Let $M$ be a compact manifold without boundary and let $f, g : M \to S^1$ be smooth maps into the unit circle. Then $\phi := fg : M \to S^1$ is still smooth and we can pullback the standard volume (1-)form ${\rm d} \theta$ of $S^1$ by $\phi$, i.e. evaluate $\phi^*({\rm d}\theta)$. Of course, by definition of pullback and setting $\omega := {\rm d}\theta$ for convenience, we have
$$\forall p \in M, \forall v \in T_p M, \quad (\phi^*\omega)_p(v) = \omega_{\phi(p)} ({\rm d}\phi_p(v))$$
Here, ${\rm d}\phi_p : T_p M \to T_{\phi(p)} S^1$ is the differential of $\phi$ at $p$. Now, I would like to write the above formula in terms of $f$ and $g$. Clearly,
$$\forall p \in M, \forall v \in T_p M, \quad ((fg)^*\omega)_p(v) = \omega_{(fg)(p)} ({\rm d}(fg)_p(v)).$$
If we look at $S^1$ as the unit circle into $\mathbb{C}$, we can write $$\forall p \in M, \quad {\rm d}(fg)_p = f(p) {\rm d} g_p + g(p) {\rm d} f_p.$$ Since $f(p)$ and $g(p)$ can be regarded as isometries of $S^1$, both $f(p) {\rm d} g_p$ and $g(p) {\rm d} f_p$ can be viewed as maps from $T_p M$ into $T_{(fg)(p)} S^1$, and this holds for each $p \in M$, so that the computation seems to me to be consistent up to now. Notice that, of course, the order of $f$ and $g$ is inessential in the product $fg$ and hence in the previous computations. Now, by linearity we have
$$\omega_{f(p)g(p)}({\rm d}(fg)_p(v)) = \omega_{f(p)g(p)}(f(p){\rm d}g_p(v)) + \omega_{f(p)g(p)}(g(p){\rm d}f_p(v)),$$
for all $p \in M$ and $v \in T_p M$. At this point, I would like to write the two terms on the right in terms of pullbacks by $f$ and $g$ but I am not really sure how to go on and conclude in a clean way. I have no clues from standard textbooks, as this situation is not usually handled in them (to the best of my knowledge, at least), because in general the (pointwise) product of two maps $f,g:M \to N$ does not make sense or at least does not take values into $N$.

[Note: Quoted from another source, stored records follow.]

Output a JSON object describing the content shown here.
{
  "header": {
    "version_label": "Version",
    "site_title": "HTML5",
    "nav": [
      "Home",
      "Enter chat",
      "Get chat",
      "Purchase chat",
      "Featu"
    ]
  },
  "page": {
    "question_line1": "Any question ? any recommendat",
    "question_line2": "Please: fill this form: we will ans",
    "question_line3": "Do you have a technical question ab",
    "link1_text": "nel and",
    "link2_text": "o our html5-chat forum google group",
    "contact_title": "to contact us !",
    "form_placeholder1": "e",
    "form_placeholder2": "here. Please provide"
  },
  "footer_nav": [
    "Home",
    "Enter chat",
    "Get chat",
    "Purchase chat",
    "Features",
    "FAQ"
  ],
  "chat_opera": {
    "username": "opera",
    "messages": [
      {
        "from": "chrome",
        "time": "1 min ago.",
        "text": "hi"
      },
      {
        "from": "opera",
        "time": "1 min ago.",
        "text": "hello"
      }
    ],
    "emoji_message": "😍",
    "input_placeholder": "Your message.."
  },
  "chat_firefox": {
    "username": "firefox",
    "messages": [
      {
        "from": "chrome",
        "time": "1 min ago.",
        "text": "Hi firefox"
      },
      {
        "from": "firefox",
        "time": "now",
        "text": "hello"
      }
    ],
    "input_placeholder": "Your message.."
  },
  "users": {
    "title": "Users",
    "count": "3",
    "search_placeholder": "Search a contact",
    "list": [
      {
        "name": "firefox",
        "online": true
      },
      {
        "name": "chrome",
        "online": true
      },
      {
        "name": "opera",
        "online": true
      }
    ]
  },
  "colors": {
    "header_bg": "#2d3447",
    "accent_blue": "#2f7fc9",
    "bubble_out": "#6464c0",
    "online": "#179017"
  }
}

My interest in this computation comes from the special case in which $f$ is a harmonic map and $g$ is of the form $e^{i\psi}$ for some smooth function $\psi : M \to \mathbb{R}$, in which (reading some papers) I would expect to get something like $\phi^* \omega = f^*\omega + {\rm d}\psi$. Notice, if useful, that $f^*\omega$ is a harmonic 1-form since $f$ is harmonic. So, how to conclude the computation above, and how to get the mentioned special result?
Best Answer
The expression should be $(fg)^*\omega=f^*\omega+g^*\omega$. Since you regard the circle group $S^1$ as a subset of $\mathbb{C}$, we can think of the one-form $\omega=d\theta$ as a form which maps complex numbers tangent to the circle to real numbers. One choice for this is $$ \omega_{u}(z)=\frac{z}{iu}=-i\bar{u}z $$ where $u\in S^1\subset\mathbb{C}$ and $z\in\mathbb{C}$ is orthogonal to $u$. Showing the equality from there is a matter of computation.
Alternately, if you're willing to add more abstraction, there's a much more general approach using Lie group-valued functions and Lie algebra-valued forms. Given a map $f:M\to G$ between asmooth manifold $M$ and a Lie group $G$ with Lie algebra $\mathfrak{g}$, we can regard the derivative of $f$ as a $\mathfrak{g}$-valued one form given by $f^*\omega$ where $\omega$ is the Maurer-Cartan form of $G$. With a bit of work, one can show that the pointwise product obeys the following product rule: $$ (fg)^*\omega=\operatorname{Ad}_{g^{-1}}(f^*\omega)+g^*\omega $$ Here $\operatorname{Ad}$ is the adjoint representation. Your question is the special case of $G=S^1$; the adjoint doens't appear since the group is Abelian.